The characters were now composed of a series of wedge-shaped strokes rather than a continuous line drawing (Figs. 1-8, 1-9, 1-10, 1-11, 1-12, 1-13). This innovation radically altered the nature of the writing; pictographs evolved into an abstract sign writing called cuneiform (from the Latin for “wedge-shaped”).
While the graphic form of Sumerian writing was evolving, its ability to record information was expanding. From the first stage, when picture-symbols represented animate and inanimate objects, signs became ideographs and began to represent abstract ideas. The symbol for sun, for example, began to represent ideas such as “day” and “light.” As early scribes developed their written language to function in the same way as their speech, the need to represent spoken sounds not easily depicted arose.
Adverbs, prepositions, and personal names often could not be adapted to pictographic representation. Picture symbols began to represent the sounds of the objects depicted instead of the objects themselves. Cuneiform became rebus writing, which is pictures and/or pictographs representing words and syllables with the same or similar sound as the object depicted. Pictures were used as phonograms, or graphic symbols for sounds. The highest development of cuneiform was its use of abstract signs to represent syllables, which are sounds made by combining more elementary sounds.
Cuneiform was a difficult writing system to master, even after the Assyrians simplified it into only 560 signs. Youngsters selected to become scribes began their schooling at the edubba, the writing school or “tablet house,” before the age of ten and worked from sunrise to sunset every day, with only six days off per month. Professional opportunities in the priesthood, estate management, accounting, medicine, and government were reserved for these select few. Writing took on important magical and ceremonial qualities. The general public held those who could write in awe, and it was believed that death occurred when a divine scribe etched one’s name in a mythical Book of Fate.

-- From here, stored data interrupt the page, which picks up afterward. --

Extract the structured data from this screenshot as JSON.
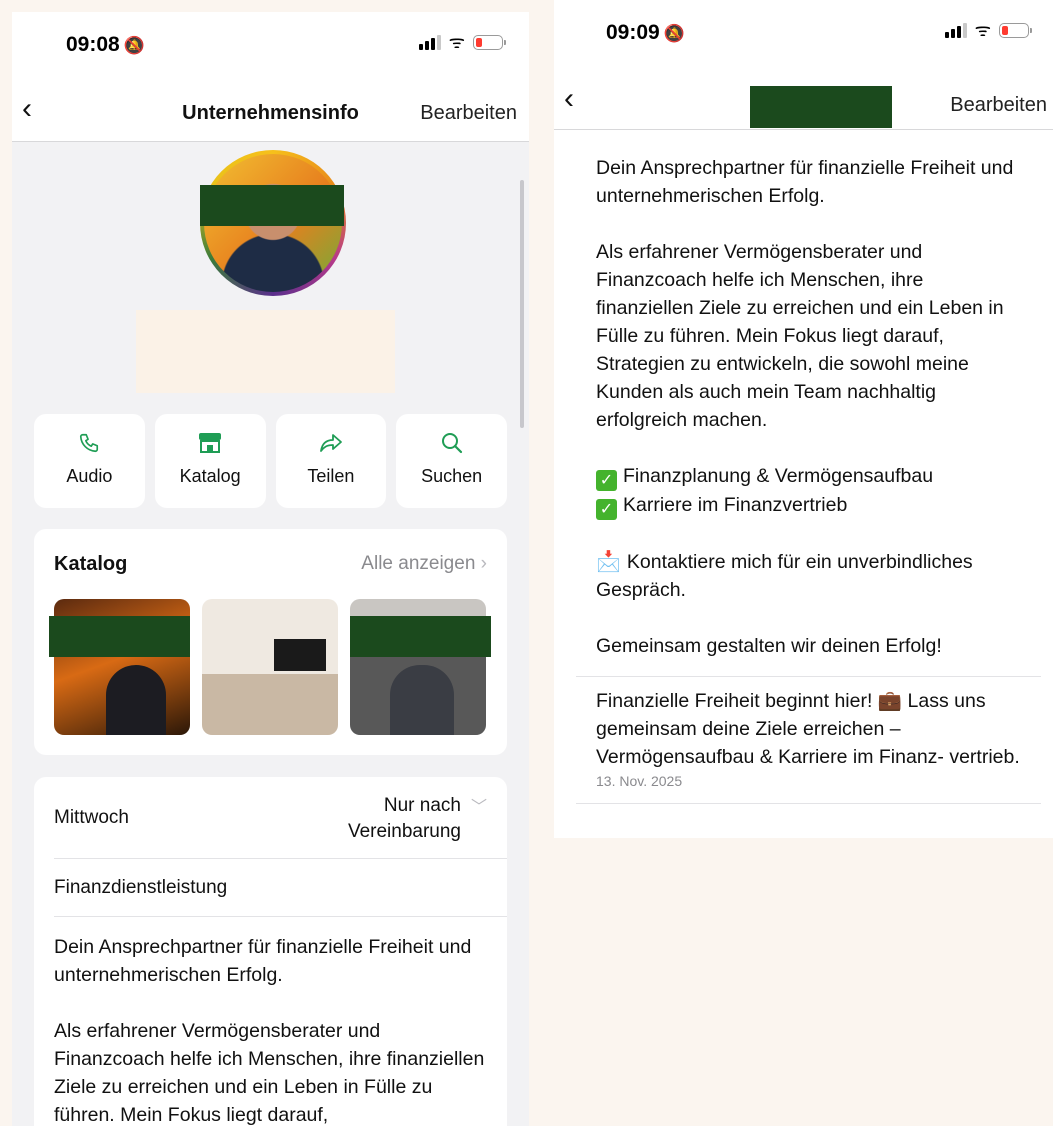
{
  "colors": {
    "accent_green": "#1f9d55",
    "redaction": "#1b4a1d",
    "background": "#fbf5ef"
  },
  "left": {
    "status": {
      "time": "09:08",
      "bell_icon": "bell-slash-icon"
    },
    "nav": {
      "back_icon": "chevron-left-icon",
      "title": "Unternehmensinfo",
      "edit": "Bearbeiten"
    },
    "actions": [
      {
        "icon": "phone-icon",
        "glyph": "✆",
        "label": "Audio"
      },
      {
        "icon": "storefront-icon",
        "glyph": "🏪",
        "label": "Katalog"
      },
      {
        "icon": "share-icon",
        "glyph": "➦",
        "label": "Teilen"
      },
      {
        "icon": "search-icon",
        "glyph": "⚲",
        "label": "Suchen"
      }
    ],
    "catalog": {
      "title": "Katalog",
      "see_all": "Alle anzeigen"
    },
    "hours": {
      "day": "Mittwoch",
      "line1": "Nur nach",
      "line2": "Vereinbarung"
    },
    "category": "Finanzdienstleistung",
    "description": [
      "Dein Ansprechpartner für finanzielle Freiheit und unternehmerischen Erfolg.",
      "Als erfahrener Vermögensberater und Finanzcoach helfe ich Menschen, ihre finanziellen Ziele zu erreichen und ein Leben in Fülle zu führen. Mein Fokus liegt darauf,"
    ]
  },
  "right": {
    "status": {
      "time": "09:09",
      "bell_icon": "bell-slash-icon"
    },
    "nav": {
      "back_icon": "chevron-left-icon",
      "edit": "Bearbeiten"
    },
    "description": {
      "p1": "Dein Ansprechpartner für finanzielle Freiheit und unternehmerischen Erfolg.",
      "p2": "Als erfahrener Vermögensberater und Finanzcoach helfe ich Menschen, ihre finanziellen Ziele zu erreichen und ein Leben in Fülle zu führen. Mein Fokus liegt darauf, Strategien zu entwickeln, die sowohl meine Kunden als auch mein Team nachhaltig erfolgreich machen.",
      "check1": "Finanzplanung & Vermögensaufbau",
      "check2": "Karriere im Finanzvertrieb",
      "contact": "Kontaktiere mich für ein unverbindliches Gespräch.",
      "closing": "Gemeinsam gestalten wir deinen Erfolg!"
    },
    "post": {
      "text_before": "Finanzielle Freiheit beginnt hier! ",
      "emoji": "💼",
      "text_after": " Lass uns gemeinsam deine Ziele erreichen – Vermögensaufbau & Karriere im Finanz- vertrieb.",
      "date": "13. Nov. 2025"
    }
  }
}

Early Sumerian artisans mixed writing with relief images. The Blau monument (Fig. 1-14) may be the oldest extant artifact combining words and pictures on the same surface.

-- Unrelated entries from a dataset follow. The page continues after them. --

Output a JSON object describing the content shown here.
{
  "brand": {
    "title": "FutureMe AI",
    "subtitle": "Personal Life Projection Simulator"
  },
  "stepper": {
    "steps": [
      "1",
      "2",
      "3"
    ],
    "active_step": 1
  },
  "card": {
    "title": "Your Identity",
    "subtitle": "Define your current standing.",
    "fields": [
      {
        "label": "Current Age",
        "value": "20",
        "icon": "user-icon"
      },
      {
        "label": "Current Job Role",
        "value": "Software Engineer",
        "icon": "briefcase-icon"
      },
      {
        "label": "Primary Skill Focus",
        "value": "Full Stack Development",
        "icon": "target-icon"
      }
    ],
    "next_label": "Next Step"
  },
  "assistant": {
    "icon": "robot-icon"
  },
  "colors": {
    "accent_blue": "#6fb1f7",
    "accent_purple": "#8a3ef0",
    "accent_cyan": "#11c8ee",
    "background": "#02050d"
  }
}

The knowledge explosion made possible by writing was remarkable. Mesopotamians organized libraries that contained thousands of tablets about religion, mathematics, history, law, medicine, and astronomy. There was a beginning of literature as poetry, myths, epics, and legends were recorded on clay tablets. Writing also fostered a sense of history; tablets chronicled with meticulous exactitude the events that occurred during the reign of each monarch. Thousands of commercial contracts and records still remain.

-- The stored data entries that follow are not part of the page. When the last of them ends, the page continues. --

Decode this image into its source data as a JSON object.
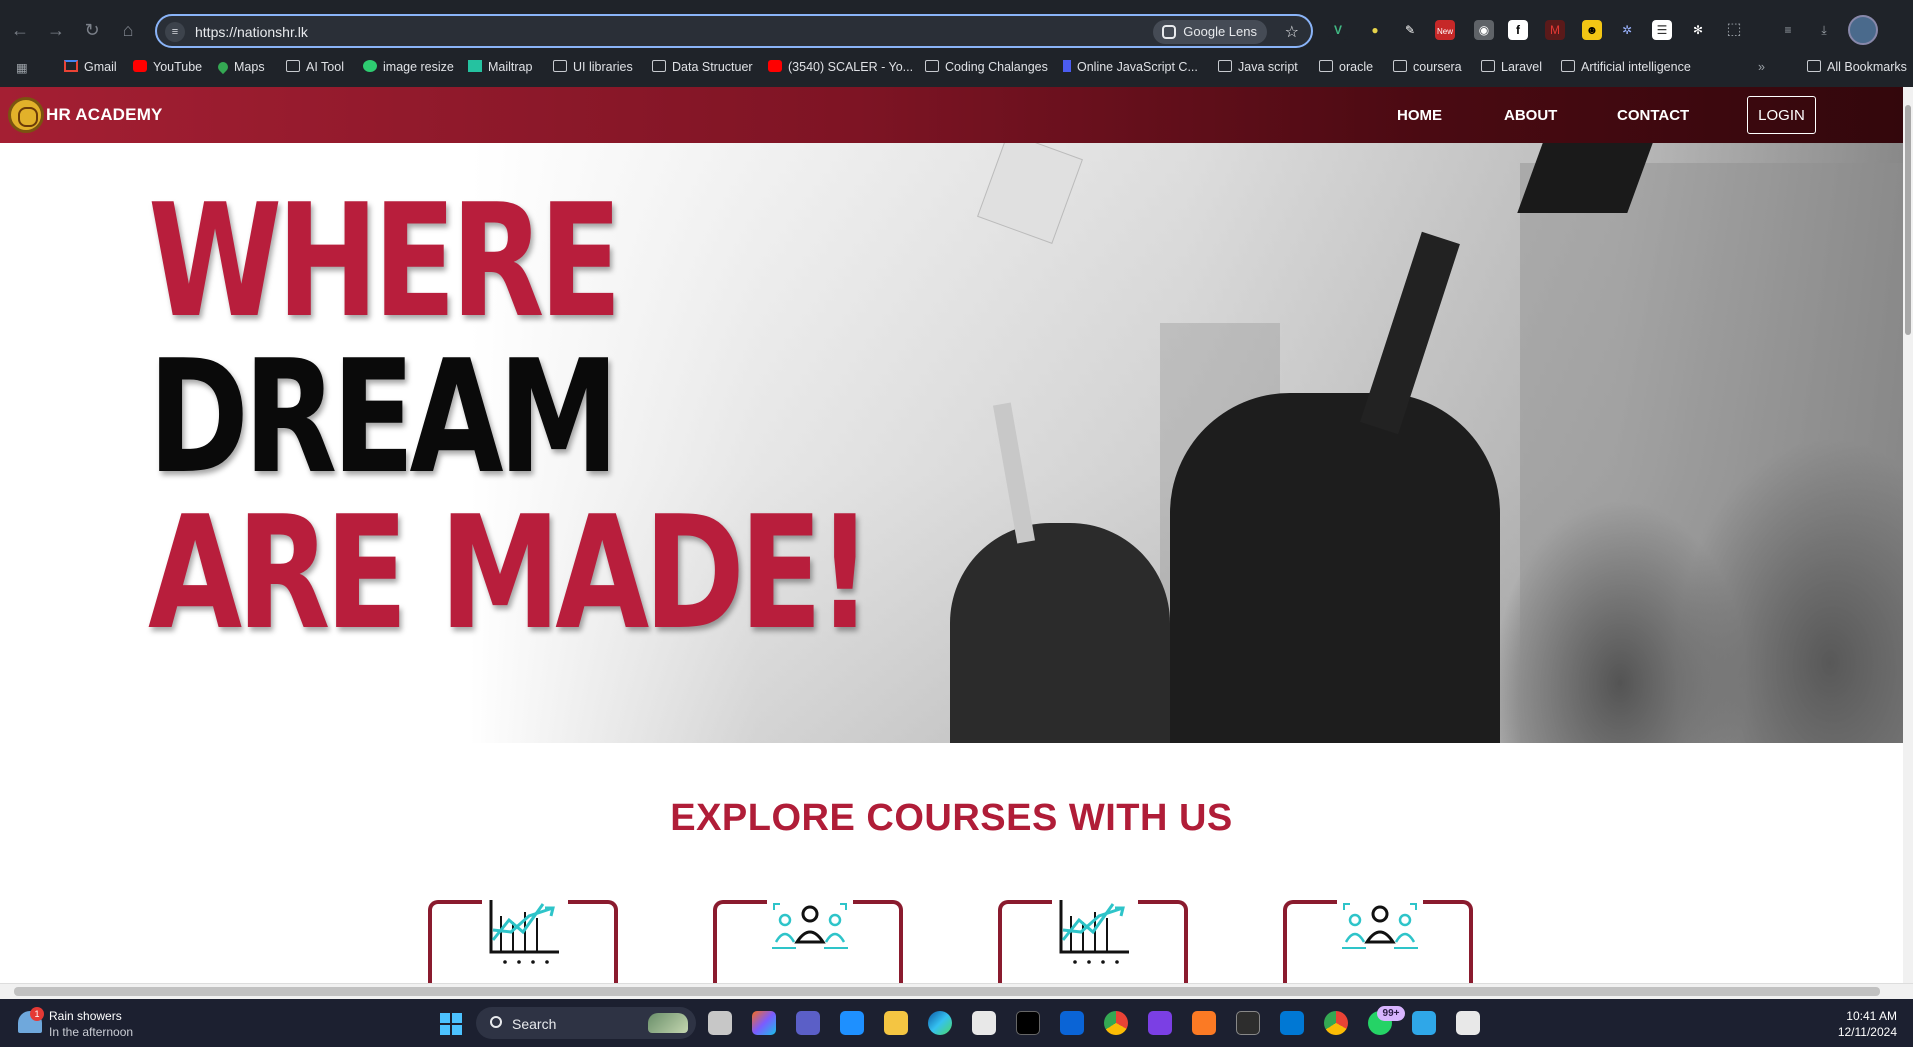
{
  "browser": {
    "url": "https://nationshr.lk",
    "lens_label": "Google Lens",
    "extensions": [
      "vue-devtools-icon",
      "bulb-icon",
      "pen-icon",
      "new-badge-extension-icon",
      "camera-icon",
      "f-extension-icon",
      "m-extension-icon",
      "face-extension-icon",
      "gear-extension-icon",
      "list-extension-icon",
      "react-icon",
      "puzzle-icon"
    ],
    "new_badge": "New",
    "bookmarks": [
      {
        "label": "Gmail",
        "icon": "gmail-icon"
      },
      {
        "label": "YouTube",
        "icon": "youtube-icon"
      },
      {
        "label": "Maps",
        "icon": "maps-icon"
      },
      {
        "label": "AI Tool",
        "icon": "folder-icon"
      },
      {
        "label": "image resize",
        "icon": "circle-icon"
      },
      {
        "label": "Mailtrap",
        "icon": "mailtrap-icon"
      },
      {
        "label": "UI libraries",
        "icon": "folder-icon"
      },
      {
        "label": "Data Structuer",
        "icon": "folder-icon"
      },
      {
        "label": "(3540) SCALER - Yo...",
        "icon": "youtube-icon"
      },
      {
        "label": "Coding Chalanges",
        "icon": "folder-icon"
      },
      {
        "label": "Online JavaScript C...",
        "icon": "js-icon"
      },
      {
        "label": "Java script",
        "icon": "folder-icon"
      },
      {
        "label": "oracle",
        "icon": "folder-icon"
      },
      {
        "label": "coursera",
        "icon": "folder-icon"
      },
      {
        "label": "Laravel",
        "icon": "folder-icon"
      },
      {
        "label": "Artificial intelligence",
        "icon": "folder-icon"
      }
    ],
    "all_bookmarks": "All Bookmarks",
    "overflow": "»"
  },
  "site": {
    "brand": "HR ACADEMY",
    "nav": {
      "home": "HOME",
      "about": "ABOUT",
      "contact": "CONTACT",
      "login": "LOGIN"
    },
    "hero": {
      "line1": "WHERE",
      "line2": "DREAM",
      "line3": "ARE MADE!"
    },
    "explore_title": "EXPLORE COURSES WITH US",
    "courses": [
      {
        "icon": "growth-chart-icon"
      },
      {
        "icon": "team-people-icon"
      },
      {
        "icon": "growth-chart-icon"
      },
      {
        "icon": "team-people-icon"
      }
    ],
    "colors": {
      "brand_red": "#b81e3c",
      "header_dark": "#33070c",
      "card_border": "#8a1b2e",
      "icon_teal": "#2ec4c9"
    }
  },
  "taskbar": {
    "weather_title": "Rain showers",
    "weather_sub": "In the afternoon",
    "weather_badge": "1",
    "search_label": "Search",
    "whatsapp_badge": "99+",
    "time": "10:41 AM",
    "date": "12/11/2024"
  }
}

Writing enabled society to stabilize itself under the rule of law. Measurements and weights were standardized and guaranteed by written inscription (Fig. 1-15). Law codes, such as the Code of Hammurabi, who reigned from 1792 to 1750 BCE, spelled out crimes and their punishments, thus establishing social order and justice. The Code of Hammurabi is written in careful cuneiform on a 2.5-meter (8-foot) tall stele, an inscribed or carved stone or slab used for commemorative purposes (Figs. 1-16 and 1-17). The stele contains 282 laws gridded in twenty-one columns. Steles with Hammurabi’s reformed law code were erected in the main temple of Marduk at Babylon and in other cities. Written in a precise style, harsh penalties were expressed with clarity and brevity. Some of these commandments include: “a thief stealing from a child is to be put to death”; “a physician operating on a slightly wounded man with a bronze scalpel shall have his hands cut off”; and “a builder who builds a house that falls and kills the owner shall be put to death.”